Senin, 17 Maret 2014

MEPRIORITASKAN PENYEDIAAN FASILITAS UMUM SEBAGAI MINDSET BARU PEMBANGUNAN







Oleh   : J Syaifuddin, M.Si 

1.         Pendahuluan.   Pancasila merupakan landasan yang menjiwai perumusan cita-cita perjuangan bangsa Indonesia sebagaimana termuat dalam Pembukaan Undang-undang dasar 1945.  Penerapannya dalam kehidupan bangsa Indonesia, diharapkan menjadi wujud dari nilai-nilai kesatuan dan persatuan, kekeluargaan dan kebersamaan yang menjadi pedoman dalam pola sikap, pola pikir dan pola tindak setiap warga negara  dalam kehidupan berbangsa dan bernegara.    Pada kenyataannya belum semua warga negara dapat menerapkan Pancasila dalam kehidupan sehari-hari baik dalam berfikir, bersikap dan bertindak,   bahkan tidak jarang justru bertentangan dengan nilai-nilai yang terkandung dalam Pancasila.  
Pembentukan Negara Indonesia oleh para pendahulu, menempatkan dua visi yang saling berkaitan yaitu visi pertama adalah integrasi, yang dituangkan dalam lambang negara yaitu bhineka tunggal ika, yang menghendaki agar dalam pengelolaan negara, tetap memelihara identitas dan warisan kultural etnik dalam wadah Negara kesatuan Republik Indonesia.   Hal ini juga secara nyata dituangkan pada pasal 18, 32 dan pasal 36 Undang-undang Dasar 1945.   Visi kedua adalah Asimilasi, sebagai bentuk menyatunya setiap Individu warga negara dengan etnis yang berbeda-beda, kedalam satu bangsa Indonesia dan dalam kaitan ini juga didukung dalam deklarasi Sumpah Pemuda tahun 1928 dan juga dituangkan pada pasal 1 dan pasal 27 Undang-undang Dasar 1945
         Nasionalisme menurut Bung Karno[1], bahwa nasionalisme adalah kesadaran bahwa tiap-tiap anggota bangsa adalah bagian dari suatu bangsa yang besar, yang berkewajiban mencintai dan membela negaranya, dan setiap anggota bangsa perlu menyadari bahwa harus mempunyai rasa tanggungjawab sebagai satu bangsa yang merdeka dan berdaulat, harus sadar bahwa mereka memiliki harga diri , martabat, kedudukan, tanggungjawab atas masa depan bangsa.   Setiap saat dia juga siap membela kepentingan bangsa dan negaranya, serta siap pula berkorban demi kelangsungan hidup, keutuhan dan kebesaran bangsanya.  
         Dalam era globalisasi, wawasan kebangsaan dan nasionalisme bangsa Indonesia masih mengandalkan landasan dan perekat  dari peristiwa simbolik dan rasa senasib  pada awal terbentuknya negara.   Namun apakah wawasan kebangsaan dan Nasionalisme dapat diwujudkan,  bila Kesenjangan sosial, KKN dan feodalisme masih menjadi permasalahan yang belum dapat diselesaikan oleh bangsa Indonesia ?
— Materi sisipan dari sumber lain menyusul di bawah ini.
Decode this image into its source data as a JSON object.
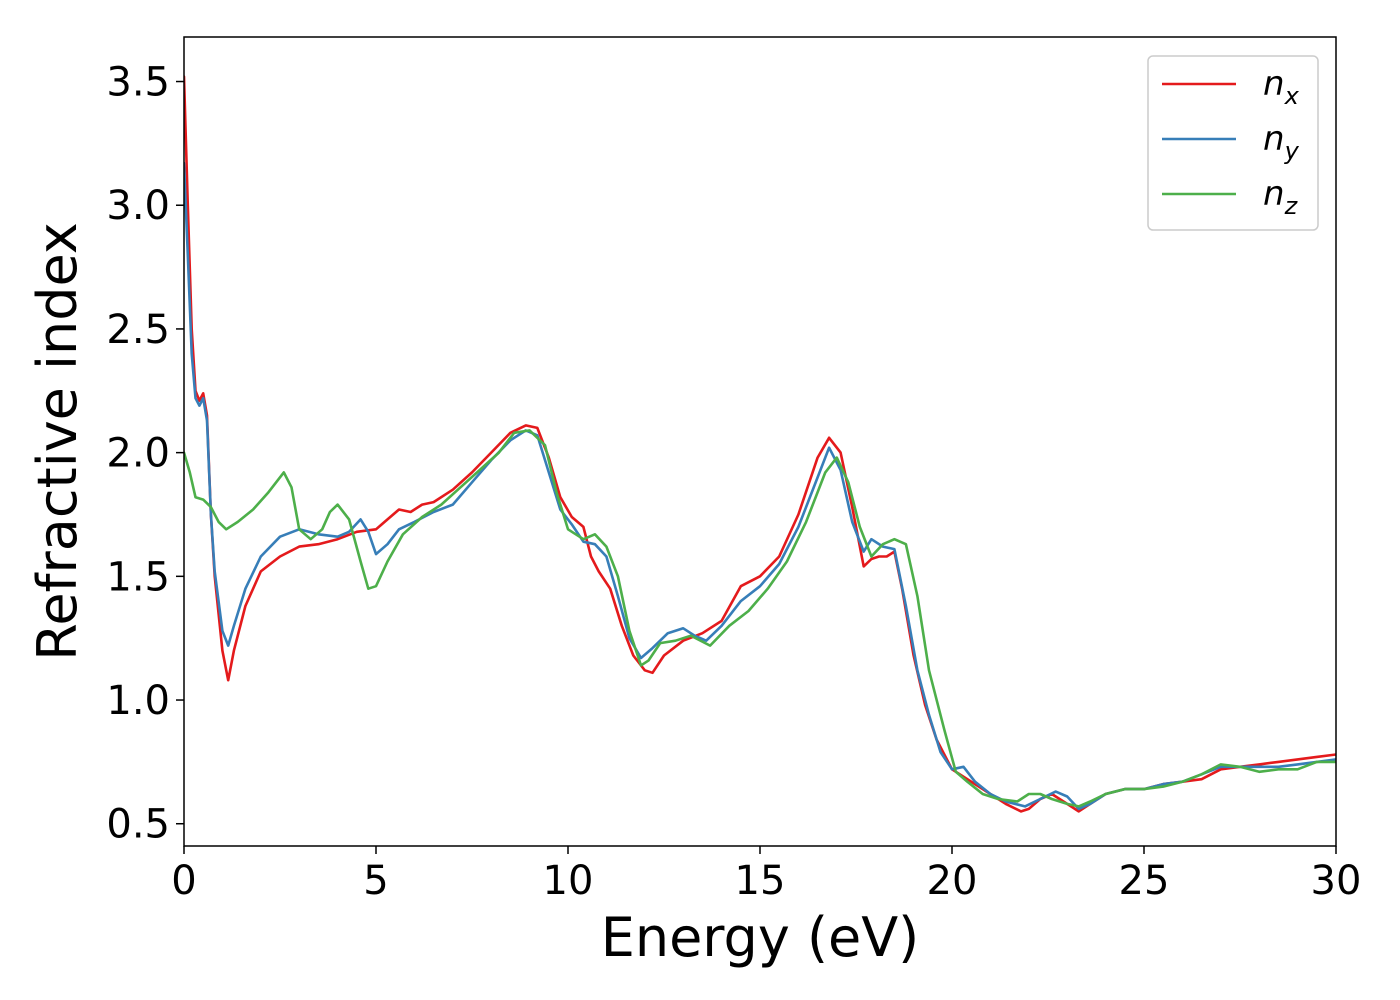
{
  "chart_data": {
    "type": "line",
    "xlabel": "Energy (eV)",
    "ylabel": "Refractive index",
    "xlim": [
      0,
      30
    ],
    "ylim": [
      0.41,
      3.68
    ],
    "x_ticks": [
      "0",
      "5",
      "10",
      "15",
      "20",
      "25",
      "30"
    ],
    "x_tick_values": [
      0,
      5,
      10,
      15,
      20,
      25,
      30
    ],
    "y_ticks": [
      "0.5",
      "1.0",
      "1.5",
      "2.0",
      "2.5",
      "3.0",
      "3.5"
    ],
    "y_tick_values": [
      0.5,
      1.0,
      1.5,
      2.0,
      2.5,
      3.0,
      3.5
    ],
    "grid": false,
    "legend_position": "top-right",
    "series": [
      {
        "name": "n_x",
        "legend_base": "n",
        "legend_sub": "x",
        "color": "#e41a1c",
        "x": [
          0,
          0.1,
          0.2,
          0.3,
          0.4,
          0.5,
          0.6,
          0.7,
          0.8,
          1.0,
          1.15,
          1.3,
          1.6,
          2.0,
          2.5,
          3.0,
          3.5,
          4.0,
          4.5,
          5.0,
          5.3,
          5.6,
          5.9,
          6.2,
          6.5,
          7.0,
          7.5,
          8.0,
          8.5,
          8.9,
          9.2,
          9.5,
          9.8,
          10.1,
          10.4,
          10.6,
          10.8,
          11.1,
          11.4,
          11.7,
          12.0,
          12.2,
          12.5,
          13.0,
          13.5,
          14.0,
          14.5,
          15.0,
          15.5,
          16.0,
          16.5,
          16.8,
          17.1,
          17.4,
          17.7,
          17.9,
          18.1,
          18.3,
          18.5,
          18.7,
          19.0,
          19.3,
          19.6,
          20.0,
          20.3,
          20.6,
          21.0,
          21.4,
          21.8,
          22.0,
          22.3,
          22.6,
          23.0,
          23.3,
          23.6,
          24.0,
          24.5,
          25.0,
          25.5,
          26.0,
          26.5,
          27.0,
          27.5,
          28.0,
          28.5,
          29.0,
          29.5,
          30.0
        ],
        "y": [
          3.52,
          3.0,
          2.5,
          2.25,
          2.21,
          2.24,
          2.15,
          1.75,
          1.5,
          1.2,
          1.08,
          1.2,
          1.38,
          1.52,
          1.58,
          1.62,
          1.63,
          1.65,
          1.68,
          1.69,
          1.73,
          1.77,
          1.76,
          1.79,
          1.8,
          1.85,
          1.92,
          2.0,
          2.08,
          2.11,
          2.1,
          1.98,
          1.82,
          1.74,
          1.7,
          1.58,
          1.52,
          1.45,
          1.3,
          1.18,
          1.12,
          1.11,
          1.18,
          1.24,
          1.27,
          1.32,
          1.46,
          1.5,
          1.58,
          1.75,
          1.98,
          2.06,
          2.0,
          1.78,
          1.54,
          1.57,
          1.58,
          1.58,
          1.6,
          1.45,
          1.18,
          0.98,
          0.84,
          0.72,
          0.69,
          0.66,
          0.62,
          0.58,
          0.55,
          0.56,
          0.6,
          0.62,
          0.58,
          0.55,
          0.58,
          0.62,
          0.64,
          0.64,
          0.66,
          0.67,
          0.68,
          0.72,
          0.73,
          0.74,
          0.75,
          0.76,
          0.77,
          0.78
        ]
      },
      {
        "name": "n_y",
        "legend_base": "n",
        "legend_sub": "y",
        "color": "#377eb8",
        "x": [
          0,
          0.1,
          0.2,
          0.3,
          0.4,
          0.5,
          0.6,
          0.7,
          0.8,
          1.0,
          1.15,
          1.3,
          1.6,
          2.0,
          2.5,
          3.0,
          3.5,
          4.0,
          4.3,
          4.6,
          4.8,
          5.0,
          5.3,
          5.6,
          6.0,
          6.5,
          7.0,
          7.5,
          8.0,
          8.5,
          8.9,
          9.2,
          9.5,
          9.8,
          10.1,
          10.4,
          10.7,
          11.0,
          11.3,
          11.6,
          11.9,
          12.2,
          12.6,
          13.0,
          13.3,
          13.6,
          14.0,
          14.5,
          15.0,
          15.5,
          16.0,
          16.5,
          16.8,
          17.1,
          17.4,
          17.7,
          17.9,
          18.2,
          18.5,
          18.8,
          19.1,
          19.4,
          19.7,
          20.0,
          20.3,
          20.6,
          21.0,
          21.4,
          21.9,
          22.3,
          22.7,
          23.0,
          23.3,
          23.6,
          24.0,
          24.5,
          25.0,
          25.5,
          26.0,
          26.5,
          27.0,
          27.5,
          28.0,
          28.5,
          29.0,
          29.5,
          30.0
        ],
        "y": [
          3.17,
          2.8,
          2.4,
          2.22,
          2.19,
          2.22,
          2.13,
          1.75,
          1.52,
          1.28,
          1.22,
          1.3,
          1.45,
          1.58,
          1.66,
          1.69,
          1.67,
          1.66,
          1.68,
          1.73,
          1.68,
          1.59,
          1.63,
          1.69,
          1.72,
          1.76,
          1.79,
          1.88,
          1.97,
          2.05,
          2.09,
          2.07,
          1.92,
          1.77,
          1.71,
          1.64,
          1.63,
          1.58,
          1.42,
          1.25,
          1.17,
          1.21,
          1.27,
          1.29,
          1.26,
          1.24,
          1.3,
          1.4,
          1.46,
          1.55,
          1.7,
          1.9,
          2.02,
          1.93,
          1.72,
          1.6,
          1.65,
          1.62,
          1.61,
          1.38,
          1.12,
          0.94,
          0.79,
          0.72,
          0.73,
          0.67,
          0.62,
          0.59,
          0.57,
          0.6,
          0.63,
          0.61,
          0.56,
          0.58,
          0.62,
          0.64,
          0.64,
          0.66,
          0.67,
          0.7,
          0.73,
          0.73,
          0.73,
          0.73,
          0.74,
          0.75,
          0.76
        ]
      },
      {
        "name": "n_z",
        "legend_base": "n",
        "legend_sub": "z",
        "color": "#4daf4a",
        "x": [
          0,
          0.15,
          0.3,
          0.5,
          0.7,
          0.9,
          1.1,
          1.4,
          1.8,
          2.2,
          2.6,
          2.8,
          3.0,
          3.3,
          3.6,
          3.8,
          4.0,
          4.3,
          4.6,
          4.8,
          5.0,
          5.3,
          5.7,
          6.2,
          6.7,
          7.2,
          7.7,
          8.2,
          8.6,
          9.0,
          9.4,
          9.7,
          10.0,
          10.4,
          10.7,
          11.0,
          11.3,
          11.6,
          11.9,
          12.1,
          12.4,
          12.8,
          13.2,
          13.7,
          14.2,
          14.7,
          15.2,
          15.7,
          16.2,
          16.7,
          17.0,
          17.3,
          17.6,
          17.9,
          18.2,
          18.5,
          18.8,
          19.1,
          19.4,
          19.8,
          20.1,
          20.4,
          20.8,
          21.2,
          21.7,
          22.0,
          22.3,
          22.6,
          23.0,
          23.3,
          23.6,
          24.0,
          24.5,
          25.0,
          25.5,
          26.0,
          26.5,
          27.0,
          27.5,
          28.0,
          28.5,
          29.0,
          29.5,
          30.0
        ],
        "y": [
          2.0,
          1.92,
          1.82,
          1.81,
          1.78,
          1.72,
          1.69,
          1.72,
          1.77,
          1.84,
          1.92,
          1.86,
          1.69,
          1.65,
          1.69,
          1.76,
          1.79,
          1.73,
          1.56,
          1.45,
          1.46,
          1.56,
          1.67,
          1.74,
          1.79,
          1.86,
          1.93,
          2.0,
          2.08,
          2.09,
          2.03,
          1.84,
          1.69,
          1.65,
          1.67,
          1.62,
          1.5,
          1.28,
          1.14,
          1.16,
          1.23,
          1.24,
          1.26,
          1.22,
          1.3,
          1.36,
          1.45,
          1.56,
          1.72,
          1.92,
          1.98,
          1.88,
          1.7,
          1.58,
          1.63,
          1.65,
          1.63,
          1.42,
          1.12,
          0.88,
          0.71,
          0.67,
          0.62,
          0.6,
          0.59,
          0.62,
          0.62,
          0.6,
          0.58,
          0.57,
          0.59,
          0.62,
          0.64,
          0.64,
          0.65,
          0.67,
          0.7,
          0.74,
          0.73,
          0.71,
          0.72,
          0.72,
          0.75,
          0.75
        ]
      }
    ]
  }
}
2.      Tantangan dalam National Building.   Setelah berakhirnya perang dunia II, sebagian besar negara dibentuk berdasarkan pada etnik masing-masing, sehingga disebut sebagai sebuah negara bangsa, karena dalam sebuah negara hanya terdiri dari sebuah bangsa/etnik.   Paling tidak dalam sebuah negara terdapat etnik mayoritas, seperti  Belgia, yang terdiri bangsa Belanda,sebagai bangsa mayoritas ditambah bangsa perancis dan Jerman.   Bahkan setelah Uni Soviet runtuh, maka semenjak itu negara- negara yang sebelumnya menjadi bagian dari Uni telah berubah menjadi negara bangsa, setiap negara berpenduduk sesuai etnis tertentu, sebagai sebuah bangsa.  
         Bangsa Indonesia, merupakan negara dengan rakyatnya yang terdiri dari banyak suku bangsa dan dengan kesepakatan bersama telah membentuk sebuah negara yang diikat dengan sebuah deklarasi yang menyatakan bahwa bernegara satu, berbangsa satu dan berbahasa satu yaitu Indonesia.   Kesepakatan itu dapat terwujud sebagai bentuk rasa senasib dan seperjuangan untuk melepaskan diri dari kolonialisme.   Setelah Indonesia merdeka, dalam mengisi kemerdekaan, telah terjadi dinamika dan dalam perjalanannya masih menghadapi berbagai tantangan yang menjadi tugas negara untuk menyelesaikannya.    
a.      Kesenjangan sosial antara rakyat miskin dan kelompok kaya sangat dalam, pemerataan pembangunan, masih menjadi permasalahan yang sulit diselesaikan.  Dalam sistem demokrasi, institusi sipil yang memiliki kekuasaan besar, didominasi oleh individu yang hanya mengutamakan kepentingan pribadi dan golongannya, bukan mengutamakan kepentingan pemberdayaan rakyat, yang bertentangan dengan jiwa dan semangat Nasionalisme.  Program mengurangi pengangguran dan pengentasan kemiskinan menjadi jalan yang sangat panjang karena belum menjadi prioritas dalam pelaksanaan pembangunan.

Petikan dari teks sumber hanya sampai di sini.